Personal information
- Full name: Gilbert Ivor Reece
- Date of birth: 2 July 1942
- Place of birth: Cardiff, Wales
- Date of death: 20 December 2003 (aged 61)
- Place of death: Cardiff, Wales
- Height: 5 ft 7 in (1.70 m)
- Position: Winger

Senior career*
- Years: Team / Apps / (Gls)
- 1961–1962: Cardiff City / 0 / (0)
- 1962: → Ton Pentre (loan)
- 1962–1963: Pembroke Borough
- 1963–1965: Newport County / 32 / (9)
- 1965–1973: Sheffield United / 210 / (58)
- 1973–1976: Cardiff City / 100 / (23)
- 1976–1977: Swansea City / 2 / (0)

International career
- 1965–1975: Wales / 29 / (2)

= Gil Reece =

Welsh footballer

Gilbert Ivor '"Gil" Reece (2 July 1942 – 20 December 2003) was a Welsh international footballer. Described by former Wales manager Mike Smith as "a very quick player, sharp and tough", he made over 300 appearances in the Football League during spells with Cardiff City, Sheffield United, Newport County and Swansea City and won 29 caps for Wales.

==Club career==
Reece was born in Cardiff and represented Wales at schoolboy level before being offered an apprenticeship at his hometown club Cardiff City. He made his way into the reserve side before spending a period on loan at Ton Pentre and was released by the club during the 1962–63 season and joined Pembroke Borough. During his time in Pembroke, Reece worked as a plumber whilst playing part-time. In 1963, Newport County manager Billy Lucas offered Reece another chance at professional football and, after just one season Somerton Park, his impressive displays convinced Sheffield United to pay £10,000 in April 1965 to sign him. Soon after he was called up to win his first cap for Wales against England.

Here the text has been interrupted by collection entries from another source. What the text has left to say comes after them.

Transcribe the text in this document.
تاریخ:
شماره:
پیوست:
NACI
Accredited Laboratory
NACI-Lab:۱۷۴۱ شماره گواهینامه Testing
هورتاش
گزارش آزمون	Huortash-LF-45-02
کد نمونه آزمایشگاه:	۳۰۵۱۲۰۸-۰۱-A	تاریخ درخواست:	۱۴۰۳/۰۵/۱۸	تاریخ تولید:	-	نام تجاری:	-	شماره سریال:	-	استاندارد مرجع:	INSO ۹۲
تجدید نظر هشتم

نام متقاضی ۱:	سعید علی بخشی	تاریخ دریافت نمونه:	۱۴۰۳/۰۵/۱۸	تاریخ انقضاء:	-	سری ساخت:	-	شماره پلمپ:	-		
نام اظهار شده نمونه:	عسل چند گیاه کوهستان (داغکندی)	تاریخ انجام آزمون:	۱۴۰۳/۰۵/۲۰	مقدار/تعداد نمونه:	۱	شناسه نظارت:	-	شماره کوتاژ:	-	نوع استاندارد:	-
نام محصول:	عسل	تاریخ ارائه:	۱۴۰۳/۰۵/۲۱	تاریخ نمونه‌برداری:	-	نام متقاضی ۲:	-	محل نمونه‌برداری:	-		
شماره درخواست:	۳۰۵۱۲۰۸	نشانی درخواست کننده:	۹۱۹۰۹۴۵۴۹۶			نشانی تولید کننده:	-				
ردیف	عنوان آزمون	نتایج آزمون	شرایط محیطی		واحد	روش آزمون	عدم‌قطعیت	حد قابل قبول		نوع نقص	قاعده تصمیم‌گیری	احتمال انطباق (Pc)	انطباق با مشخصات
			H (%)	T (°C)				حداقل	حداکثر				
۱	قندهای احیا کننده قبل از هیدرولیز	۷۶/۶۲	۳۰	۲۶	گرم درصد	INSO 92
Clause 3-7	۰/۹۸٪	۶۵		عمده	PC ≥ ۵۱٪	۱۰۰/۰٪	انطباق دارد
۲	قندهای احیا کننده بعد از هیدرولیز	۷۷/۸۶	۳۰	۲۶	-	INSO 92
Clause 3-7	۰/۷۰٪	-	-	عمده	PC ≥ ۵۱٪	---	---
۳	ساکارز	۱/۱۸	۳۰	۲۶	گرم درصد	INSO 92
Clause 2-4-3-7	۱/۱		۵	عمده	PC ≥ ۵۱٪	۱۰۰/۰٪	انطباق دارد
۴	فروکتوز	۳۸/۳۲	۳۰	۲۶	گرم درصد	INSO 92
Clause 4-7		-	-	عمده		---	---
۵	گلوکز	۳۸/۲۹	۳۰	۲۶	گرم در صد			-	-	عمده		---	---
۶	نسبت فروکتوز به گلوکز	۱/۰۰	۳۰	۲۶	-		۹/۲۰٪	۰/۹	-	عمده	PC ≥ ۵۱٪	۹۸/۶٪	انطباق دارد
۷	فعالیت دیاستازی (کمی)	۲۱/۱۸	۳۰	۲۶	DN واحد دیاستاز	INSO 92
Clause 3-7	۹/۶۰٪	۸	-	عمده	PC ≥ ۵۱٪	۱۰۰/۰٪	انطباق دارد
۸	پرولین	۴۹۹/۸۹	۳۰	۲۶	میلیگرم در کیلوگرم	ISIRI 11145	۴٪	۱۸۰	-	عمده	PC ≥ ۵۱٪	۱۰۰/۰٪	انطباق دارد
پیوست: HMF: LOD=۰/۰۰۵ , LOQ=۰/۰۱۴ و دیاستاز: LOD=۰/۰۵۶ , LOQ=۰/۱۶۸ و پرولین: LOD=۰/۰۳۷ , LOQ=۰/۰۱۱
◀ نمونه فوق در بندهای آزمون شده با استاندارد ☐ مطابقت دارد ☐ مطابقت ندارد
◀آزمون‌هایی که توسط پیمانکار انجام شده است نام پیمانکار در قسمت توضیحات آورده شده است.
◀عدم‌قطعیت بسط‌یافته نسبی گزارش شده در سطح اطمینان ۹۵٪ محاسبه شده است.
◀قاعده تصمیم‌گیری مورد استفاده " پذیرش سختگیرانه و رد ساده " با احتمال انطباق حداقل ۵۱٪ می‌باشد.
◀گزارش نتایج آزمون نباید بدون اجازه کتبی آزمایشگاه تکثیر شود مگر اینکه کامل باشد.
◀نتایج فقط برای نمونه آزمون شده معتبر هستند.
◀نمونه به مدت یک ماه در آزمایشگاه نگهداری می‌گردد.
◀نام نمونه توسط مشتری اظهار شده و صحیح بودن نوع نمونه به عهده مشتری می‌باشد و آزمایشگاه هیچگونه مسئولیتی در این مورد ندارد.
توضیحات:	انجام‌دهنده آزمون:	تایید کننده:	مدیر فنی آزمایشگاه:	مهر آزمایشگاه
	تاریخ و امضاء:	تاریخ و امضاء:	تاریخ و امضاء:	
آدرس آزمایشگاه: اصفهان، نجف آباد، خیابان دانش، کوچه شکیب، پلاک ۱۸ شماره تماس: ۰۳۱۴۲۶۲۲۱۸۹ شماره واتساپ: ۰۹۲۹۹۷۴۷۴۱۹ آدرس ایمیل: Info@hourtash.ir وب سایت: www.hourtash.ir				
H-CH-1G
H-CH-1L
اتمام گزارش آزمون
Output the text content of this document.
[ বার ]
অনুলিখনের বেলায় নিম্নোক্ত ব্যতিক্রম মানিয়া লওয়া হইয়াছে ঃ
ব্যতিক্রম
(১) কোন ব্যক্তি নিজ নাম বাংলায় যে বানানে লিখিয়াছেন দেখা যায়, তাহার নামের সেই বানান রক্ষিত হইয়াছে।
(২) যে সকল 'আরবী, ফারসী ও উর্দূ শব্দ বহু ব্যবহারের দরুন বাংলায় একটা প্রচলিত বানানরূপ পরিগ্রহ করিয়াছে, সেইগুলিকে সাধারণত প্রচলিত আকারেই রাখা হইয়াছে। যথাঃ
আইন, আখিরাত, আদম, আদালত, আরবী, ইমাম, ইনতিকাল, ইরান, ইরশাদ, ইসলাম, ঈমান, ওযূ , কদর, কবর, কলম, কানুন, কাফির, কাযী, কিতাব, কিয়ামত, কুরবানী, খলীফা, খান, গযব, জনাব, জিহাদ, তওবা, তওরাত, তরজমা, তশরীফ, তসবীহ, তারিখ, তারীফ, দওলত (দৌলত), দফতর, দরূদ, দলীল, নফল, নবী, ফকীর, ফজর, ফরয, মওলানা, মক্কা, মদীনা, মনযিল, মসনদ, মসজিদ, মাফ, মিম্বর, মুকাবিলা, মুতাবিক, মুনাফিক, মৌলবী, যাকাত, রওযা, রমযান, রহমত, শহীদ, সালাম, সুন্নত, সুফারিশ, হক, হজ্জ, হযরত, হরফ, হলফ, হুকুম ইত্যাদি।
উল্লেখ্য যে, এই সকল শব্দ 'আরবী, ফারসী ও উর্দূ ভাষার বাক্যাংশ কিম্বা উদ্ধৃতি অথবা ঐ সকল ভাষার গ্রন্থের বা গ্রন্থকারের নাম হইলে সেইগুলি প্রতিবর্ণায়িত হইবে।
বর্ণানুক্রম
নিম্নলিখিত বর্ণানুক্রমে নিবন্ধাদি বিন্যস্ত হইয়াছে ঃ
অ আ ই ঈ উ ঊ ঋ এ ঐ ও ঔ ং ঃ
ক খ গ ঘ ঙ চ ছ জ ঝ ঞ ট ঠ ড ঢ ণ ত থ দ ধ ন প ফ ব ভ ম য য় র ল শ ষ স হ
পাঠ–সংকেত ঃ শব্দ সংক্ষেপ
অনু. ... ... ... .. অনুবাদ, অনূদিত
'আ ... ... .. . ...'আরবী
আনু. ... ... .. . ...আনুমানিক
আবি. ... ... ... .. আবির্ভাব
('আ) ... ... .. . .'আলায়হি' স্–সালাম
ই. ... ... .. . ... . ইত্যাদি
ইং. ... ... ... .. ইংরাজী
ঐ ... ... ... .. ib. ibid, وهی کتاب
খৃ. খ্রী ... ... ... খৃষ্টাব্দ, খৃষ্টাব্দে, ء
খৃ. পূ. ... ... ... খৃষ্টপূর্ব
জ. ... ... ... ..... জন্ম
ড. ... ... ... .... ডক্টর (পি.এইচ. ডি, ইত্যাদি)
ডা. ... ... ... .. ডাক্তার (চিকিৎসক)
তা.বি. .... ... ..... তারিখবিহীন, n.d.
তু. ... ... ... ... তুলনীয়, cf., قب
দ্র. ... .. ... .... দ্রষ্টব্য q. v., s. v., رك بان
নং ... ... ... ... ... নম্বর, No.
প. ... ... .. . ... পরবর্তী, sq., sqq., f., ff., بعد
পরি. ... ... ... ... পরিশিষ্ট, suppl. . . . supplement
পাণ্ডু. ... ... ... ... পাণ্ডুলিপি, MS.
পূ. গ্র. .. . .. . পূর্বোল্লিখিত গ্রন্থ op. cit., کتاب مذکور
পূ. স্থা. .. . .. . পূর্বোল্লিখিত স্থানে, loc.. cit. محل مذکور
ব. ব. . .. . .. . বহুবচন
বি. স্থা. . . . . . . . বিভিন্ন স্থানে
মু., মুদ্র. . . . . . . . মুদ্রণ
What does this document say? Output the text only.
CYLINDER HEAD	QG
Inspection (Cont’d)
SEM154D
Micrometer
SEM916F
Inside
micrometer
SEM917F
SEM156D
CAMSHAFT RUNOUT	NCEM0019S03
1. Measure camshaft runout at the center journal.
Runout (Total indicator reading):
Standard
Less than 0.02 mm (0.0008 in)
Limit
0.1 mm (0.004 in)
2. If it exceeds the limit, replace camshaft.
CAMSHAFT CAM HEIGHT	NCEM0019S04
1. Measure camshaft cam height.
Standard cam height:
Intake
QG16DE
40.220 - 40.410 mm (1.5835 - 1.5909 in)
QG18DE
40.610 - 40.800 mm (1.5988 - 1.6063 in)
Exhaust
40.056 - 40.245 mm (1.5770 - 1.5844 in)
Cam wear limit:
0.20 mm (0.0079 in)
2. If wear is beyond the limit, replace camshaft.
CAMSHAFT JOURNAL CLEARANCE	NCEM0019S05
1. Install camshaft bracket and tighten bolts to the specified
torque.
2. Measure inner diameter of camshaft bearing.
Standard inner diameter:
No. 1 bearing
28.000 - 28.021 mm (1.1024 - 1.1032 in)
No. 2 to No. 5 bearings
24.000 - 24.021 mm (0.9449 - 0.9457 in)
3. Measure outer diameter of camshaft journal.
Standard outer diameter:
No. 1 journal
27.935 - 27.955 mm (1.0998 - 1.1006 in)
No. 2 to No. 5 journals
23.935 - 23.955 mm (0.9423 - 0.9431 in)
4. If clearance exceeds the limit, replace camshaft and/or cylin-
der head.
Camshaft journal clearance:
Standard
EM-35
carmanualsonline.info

He settled quickly with the Blades, helping them to a ninth-place finish in the First Division during his first season but suffered a badly broken leg the following year which kept him out of the side for nearly a year. Despite this he went on to appear over 200 times for the club, establishing himself as a fan favourite with the Bramall Lane crowd. He returned to his hometown club Cardiff City in September 1972 alongside teammate Dave Powell in an exchange deal for Alan Warboys. Appointed club captain, he went on to play in a variety of different roles for the club and in his first two seasons his goals helped the club win the Welsh Cup, scoring a hat-trick in the second leg of the 1973 final and once in the second leg of the 1974 final. The club suffered relegation during the 1974–75 season, with Reece finishing as the club's top scorer with 8 goals, but managed to win promotion on the first time of asking the following year. Reece left the club at the end of the season and joined Swansea City where he spent a short time before retiring.

After 1976 Reece played for non-League Barry Town.

==After football==
On retiring from his playing career he ran a family heating business before becoming a hotelier in Cardiff, running the Clare Court hotel in Grangetown. In April 2000, Reece was forced to have his right leg amputated after continually developing cysts behind his knee. He died in Cardiff, aged 61.

He was also the brother of Welsh boxer Leonard "Luggie" Reece, and Grandfather of Welsh Rugby League International Lewis Reece.

==Baseball==
Reece has the rare distinction of being a double international at baseball and football. He was capped by Wales in baseball for the annual international against England in July 1963. After retiring from professional football he returned to baseball playing well into his 40s. He played for the St Francis, Grange Catholics and Grange Albion baseball clubs.